After the bargain had been struck, the priest retired beneath his umbrella to watch while they purchased logs from vendors and began construction of a pyre. When finished, it was small, no more than three feet high, and irregular; but no one seemed to care. Satisfied, they proceeded to douse it with oil.

Then the Brahmin priest was summoned from his umbrella and he rose and came down the steps, bowing to a stone Shiva lingam as he passed. After he had performed a short ceremony, chanting from the Vedas, the winding sheet was cut away and Kamala's body was lifted atop the stack of wood.

A mortal sadness had swept through Hawksworth as he stood holding the torch, listening to the Brahmin chant and studying the flow of the river. He thought again of Kamala, of the times he had secretly admired her erotic bearing, the times she had sat patiently explaining how best to draw the long sensuous notes from his new sitar, the times he had held her in his arms. And he thought again of their last evening, when she had danced with the power of a god.

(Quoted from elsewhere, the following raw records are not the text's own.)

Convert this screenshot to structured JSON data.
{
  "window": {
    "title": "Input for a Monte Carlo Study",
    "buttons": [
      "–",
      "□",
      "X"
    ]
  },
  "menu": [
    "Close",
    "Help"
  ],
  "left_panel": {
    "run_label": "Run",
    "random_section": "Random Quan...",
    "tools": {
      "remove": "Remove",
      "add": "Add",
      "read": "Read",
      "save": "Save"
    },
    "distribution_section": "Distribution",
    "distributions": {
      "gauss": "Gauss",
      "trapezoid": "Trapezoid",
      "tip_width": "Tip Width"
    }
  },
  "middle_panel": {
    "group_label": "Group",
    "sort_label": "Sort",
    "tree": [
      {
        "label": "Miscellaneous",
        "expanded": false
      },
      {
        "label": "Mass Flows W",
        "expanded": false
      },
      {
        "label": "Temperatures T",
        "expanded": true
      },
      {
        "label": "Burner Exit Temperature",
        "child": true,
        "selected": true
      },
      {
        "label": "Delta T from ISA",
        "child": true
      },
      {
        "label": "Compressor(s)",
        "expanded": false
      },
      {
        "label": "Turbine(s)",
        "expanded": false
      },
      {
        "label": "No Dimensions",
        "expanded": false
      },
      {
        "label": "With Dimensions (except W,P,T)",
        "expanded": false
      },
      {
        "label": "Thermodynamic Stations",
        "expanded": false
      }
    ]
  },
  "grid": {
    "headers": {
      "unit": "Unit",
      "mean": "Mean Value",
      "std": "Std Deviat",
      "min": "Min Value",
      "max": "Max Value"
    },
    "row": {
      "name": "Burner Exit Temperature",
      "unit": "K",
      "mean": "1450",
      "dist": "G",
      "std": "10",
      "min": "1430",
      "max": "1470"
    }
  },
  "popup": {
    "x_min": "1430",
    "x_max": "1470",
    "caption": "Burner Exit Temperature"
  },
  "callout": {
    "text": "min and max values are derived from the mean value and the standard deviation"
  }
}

When at last he moved toward the bier, the servants had touched his arm and pointed him toward her feet, explaining that only if the deceased were a man could the pyre be lighted at the head.

The oil-soaked logs had kindled quickly, sending out the sweet smoke of neem. Soon the pyre was nothing but yellow tongues of fire, and for a moment he thought he glimpsed her once more, in among the flames, dancing as the goddess Parvati, the beloved consort of Shiva.

When he turned to walk away, the servants had caught his sleeve and indicated he must remain. As her "son" it was his duty to ensure that the heat burst her skull, releasing her soul. Otherwise he would have to do it himself.

He waited, the smoke drifting over him, astonished that a religion capable of the beauty of her dance could treat death with such barbarity. At last, to his infinite relief, the servants indicated they could leave. They gathered up the pot of sacred fire and took his arm to lead him away. It was then he had pulled away, wanting to be alone with her one last time. Finally, no longer able to check his tears, he had turned and started blindly up the steps, alone.

Now he stared numbly back, as though awakened from a nightmare. Almost without thinking, he searched the pocket of his jerkin until his fingers closed around a flask of brandy. He drew deeply on it twice before turning to make his way on through the streets of Agra.

*

"You took an astonishing risk merely to honor the whims of your Hindu dancer, Ambassador." Nadir Sharif had summoned Hawksworth to his reception room at sunset. "Few men here would have done it."